Samridhi’s MCP build: three tools, one memory folder, lots of practical glue
Samridhi walks through the implementation: a FastMCP server exposes tools, prompts, and resources, while Claude Code acts as the agent harness. The research side is intentionally narrow — one grounded web search tool, one YouTube analysis tool, and one report compiler — with each tool writing artifacts into a memory folder so the final compiler can assemble a cited research.md report.
Why Gemini became the backbone
A lot of the stack choices come down to convenience that matters in production: Firecrawl for scraping, gitingest for GitHub repos, UV for Python setup, and Gemini for both grounding and multimodal handling. Samridhi highlights the neat part live: Gemini can take a YouTube URL directly, actually watch the video, and produce a detailed transcript and summary, which lets the agent treat YouTube as a first-class research source.
Paul’s writing workflow: profiles, few-shot examples, and a reviewer loop
Paul Iusztin takes over for the writing half and makes the case for not using an agent at all. Instead, he builds a system prompt from a structured guideline file, static writing profiles for structure/terminology/character, and three handpicked LinkedIn examples, then runs a reviewer-editor loop 3-4 times so the model can tighten wording, fix violations like banned slop words, and better match a human-seeming LinkedIn voice.
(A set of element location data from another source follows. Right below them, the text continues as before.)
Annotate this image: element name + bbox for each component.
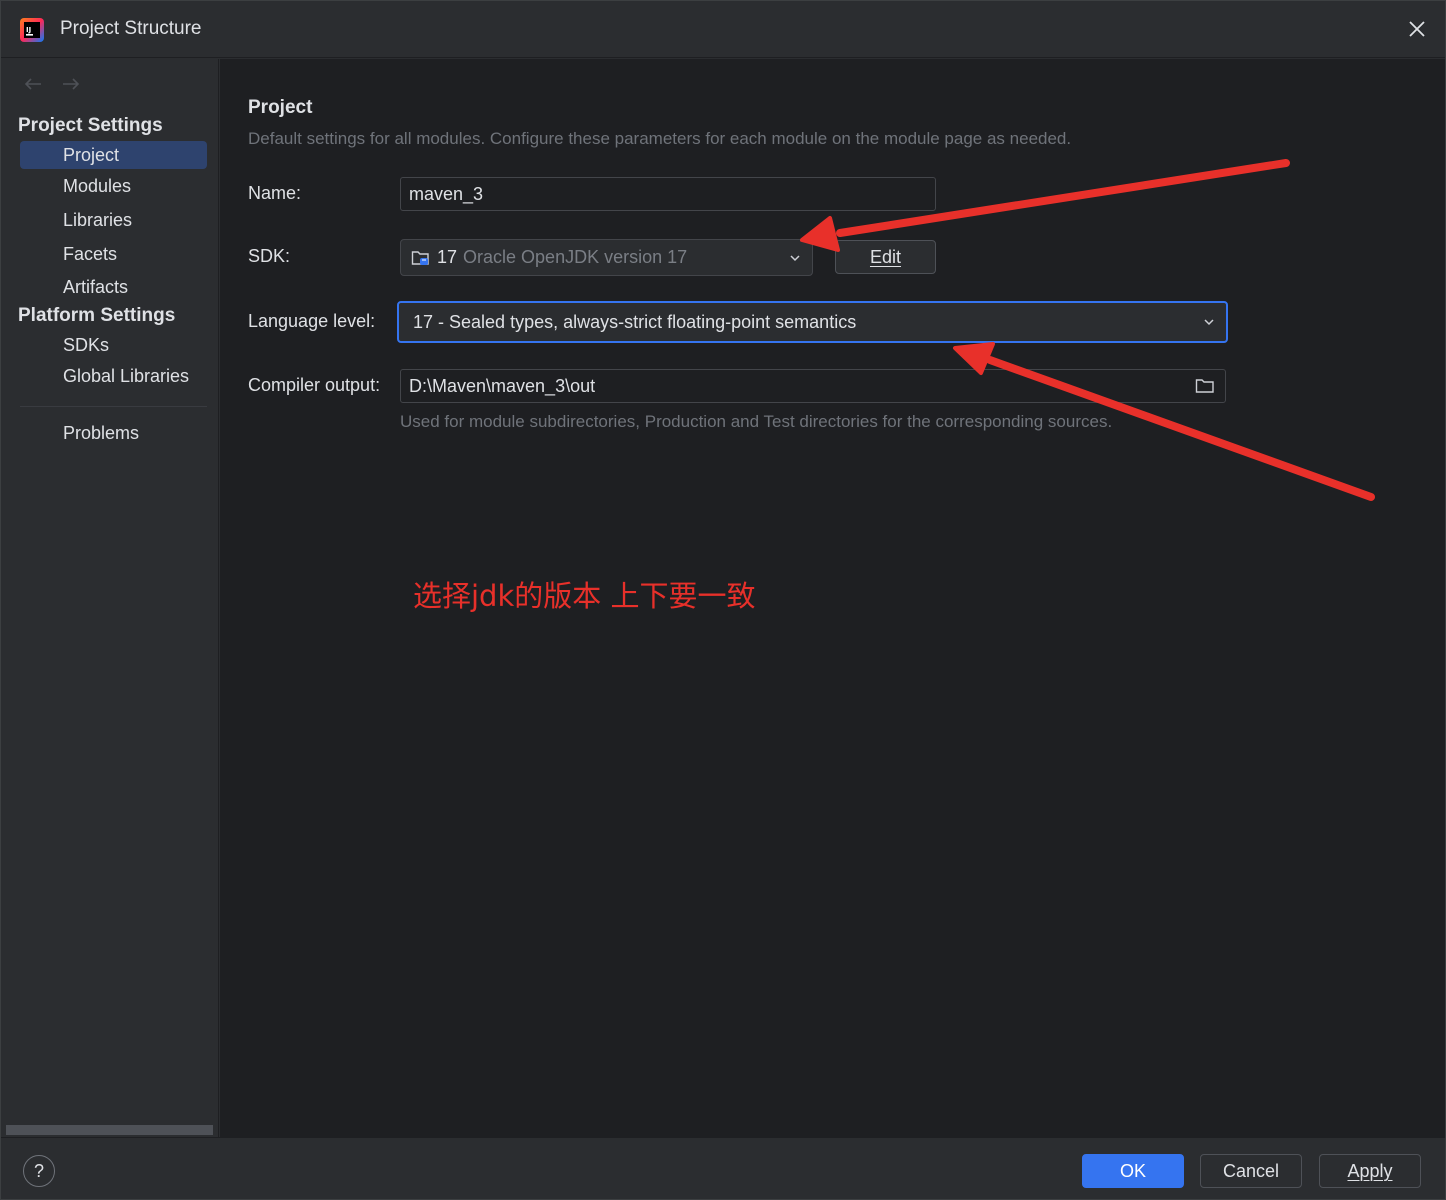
language-level-value: 17 - Sealed types, always-strict floatin… (413, 311, 857, 332)
chevron-down-icon (790, 254, 800, 261)
compiler-output-hint: Used for module subdirectories, Producti… (400, 412, 1113, 431)
group-project-settings: Project Settings (18, 115, 163, 136)
project-name-value: maven_3 (409, 183, 484, 204)
apply-button[interactable]: Apply (1319, 1154, 1421, 1188)
compiler-output-field[interactable]: D:\Maven\maven_3\out (400, 369, 1226, 403)
forward-arrow-icon[interactable] (60, 73, 82, 95)
project-settings-panel: Project Default settings for all modules… (220, 59, 1445, 1137)
jdk-folder-icon (411, 249, 431, 267)
sidebar-divider (20, 406, 207, 407)
sdk-dropdown[interactable]: 17 Oracle OpenJDK version 17 (400, 239, 813, 276)
project-structure-dialog: IJ Project Structure Project Settings Pr… (0, 0, 1446, 1200)
compiler-output-label: Compiler output: (248, 375, 381, 395)
language-level-dropdown[interactable]: 17 - Sealed types, always-strict floatin… (397, 301, 1228, 343)
panel-title: Project (248, 97, 313, 118)
sidebar-item-project[interactable]: Project (20, 141, 207, 169)
edit-button-label: Edit (869, 246, 902, 267)
svg-text:IJ: IJ (26, 26, 31, 34)
group-platform-settings: Platform Settings (18, 305, 176, 326)
title-bar: IJ Project Structure (1, 1, 1445, 58)
cancel-button[interactable]: Cancel (1200, 1154, 1302, 1188)
close-icon[interactable] (1403, 15, 1431, 43)
panel-description: Default settings for all modules. Config… (248, 129, 1072, 148)
sdk-version: 17 (437, 247, 458, 267)
folder-browse-icon[interactable] (1195, 377, 1215, 400)
project-name-field[interactable]: maven_3 (400, 177, 936, 211)
back-arrow-icon[interactable] (22, 73, 44, 95)
sidebar-item-sdks[interactable]: SDKs (20, 331, 207, 359)
sidebar-horizontal-scrollbar[interactable] (6, 1125, 213, 1135)
name-label: Name: (248, 183, 302, 203)
annotation-text: 选择jdk的版本 上下要一致 (413, 579, 756, 613)
sidebar-item-facets[interactable]: Facets (20, 240, 207, 268)
window-title: Project Structure (60, 18, 202, 39)
dialog-footer: ? OK Cancel Apply (1, 1137, 1445, 1199)
sidebar-item-artifacts[interactable]: Artifacts (20, 273, 207, 301)
sidebar-item-modules[interactable]: Modules (20, 172, 207, 200)
apply-button-label: Apply (1347, 1160, 1393, 1181)
compiler-output-value: D:\Maven\maven_3\out (409, 375, 596, 396)
ok-button[interactable]: OK (1082, 1154, 1184, 1188)
language-level-label: Language level: (248, 311, 376, 331)
sdk-name: Oracle OpenJDK version 17 (463, 247, 688, 267)
sidebar-item-global-libraries[interactable]: Global Libraries (20, 362, 207, 390)
intellij-idea-icon: IJ (19, 17, 45, 43)
chevron-down-icon (1204, 319, 1214, 326)
navigation-arrows (22, 73, 82, 95)
sidebar-item-problems[interactable]: Problems (20, 419, 207, 447)
help-icon[interactable]: ? (23, 1155, 55, 1187)
sidebar: Project Settings Project Modules Librari… (4, 59, 219, 1137)
sidebar-item-libraries[interactable]: Libraries (20, 206, 207, 234)
edit-sdk-button[interactable]: Edit (835, 240, 936, 274)
sdk-label: SDK: (248, 246, 291, 266)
Observability and evals: treat it like ML, not prompt vibes
The final section is about operational discipline: they use Opik to inspect traces, token usage, latency, and tool calls, because debugging agents from terminal logs alone is miserable. Paul then builds an LLM judge from 20 real LinkedIn posts, labels pass/fail with critiques, splits the dataset into train/dev/test, and measures F1 score — basically arguing that if you’re serious about AI systems, you need evaluation loops, not just “this looked good once.”